4.5-6.5 hours (range: 4-25 hours)


Protein Binding

~95% (concentration dependent)


Patient and Family Education


Patient Education

- Discuss specific use of drug and side effects with patient as it relates to treatment. (HCAHPS: During this hospital stay, were you given any medicine that you had not taken before? Before giving you any new medicine, how often did hospital staff tell you what the medicine was for? How often did hospital staff describe possible side effects in a way you could understand?)

- Patient may experience nausea, heartburn, or bloating. Have patient report immediately to prescriber confusion, severe dizziness, passing out, bruising, bleeding, severe loss of strength and energy, dark urine, jaundice, chills, pharyngitis, or signs of low blood sugar (dizziness, headache, fatigue, feeling weak, shaking, a fast heartbeat, confusion, hunger, or sweating) (HCAHPS).

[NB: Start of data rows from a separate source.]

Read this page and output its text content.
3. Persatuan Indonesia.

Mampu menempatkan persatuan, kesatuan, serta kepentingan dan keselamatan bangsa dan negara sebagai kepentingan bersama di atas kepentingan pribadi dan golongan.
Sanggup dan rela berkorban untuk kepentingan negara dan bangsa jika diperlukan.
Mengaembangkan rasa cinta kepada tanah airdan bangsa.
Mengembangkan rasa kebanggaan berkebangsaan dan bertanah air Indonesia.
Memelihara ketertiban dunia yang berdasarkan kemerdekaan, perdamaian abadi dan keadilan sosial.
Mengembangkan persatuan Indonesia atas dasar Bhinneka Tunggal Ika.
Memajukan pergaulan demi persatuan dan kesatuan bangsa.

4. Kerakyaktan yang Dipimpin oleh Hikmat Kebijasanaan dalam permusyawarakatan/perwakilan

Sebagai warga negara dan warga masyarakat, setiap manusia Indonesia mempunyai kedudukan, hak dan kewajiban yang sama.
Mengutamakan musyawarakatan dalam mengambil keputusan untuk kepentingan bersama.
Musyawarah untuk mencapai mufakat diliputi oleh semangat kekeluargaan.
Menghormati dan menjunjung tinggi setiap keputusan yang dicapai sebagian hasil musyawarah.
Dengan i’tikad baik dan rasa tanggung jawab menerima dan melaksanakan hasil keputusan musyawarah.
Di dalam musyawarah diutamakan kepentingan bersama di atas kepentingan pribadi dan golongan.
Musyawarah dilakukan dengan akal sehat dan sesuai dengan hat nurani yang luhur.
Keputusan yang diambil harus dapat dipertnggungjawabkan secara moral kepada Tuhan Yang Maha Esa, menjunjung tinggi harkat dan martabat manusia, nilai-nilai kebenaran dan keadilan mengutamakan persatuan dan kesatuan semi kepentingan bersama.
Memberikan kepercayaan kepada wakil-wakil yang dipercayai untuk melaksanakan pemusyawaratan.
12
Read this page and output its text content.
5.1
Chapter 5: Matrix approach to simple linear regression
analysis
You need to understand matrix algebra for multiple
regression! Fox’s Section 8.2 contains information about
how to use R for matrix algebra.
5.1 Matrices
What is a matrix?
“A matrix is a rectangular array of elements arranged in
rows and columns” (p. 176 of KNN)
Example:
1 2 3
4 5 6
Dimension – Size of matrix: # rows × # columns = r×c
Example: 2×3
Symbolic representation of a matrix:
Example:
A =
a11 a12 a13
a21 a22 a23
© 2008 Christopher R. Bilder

- Educate patient about signs of a significant reaction (eg, wheezing; chest tightness; fever; itching; bad cough; blue skin color; seizures; or swelling of face, lips, tongue, or throat). Note: This is not a comprehensive list of all side effects. Patient should consult prescriber for additional questions.

Intended Use and Disclaimer: Should not be printed and given to patients. This information is intended to serve as a concise initial reference for health care professionals to use when discussing medications with a patient. You must ultimately rely on your own discretion, experience, and judgment in diagnosing, treating, and advising patients.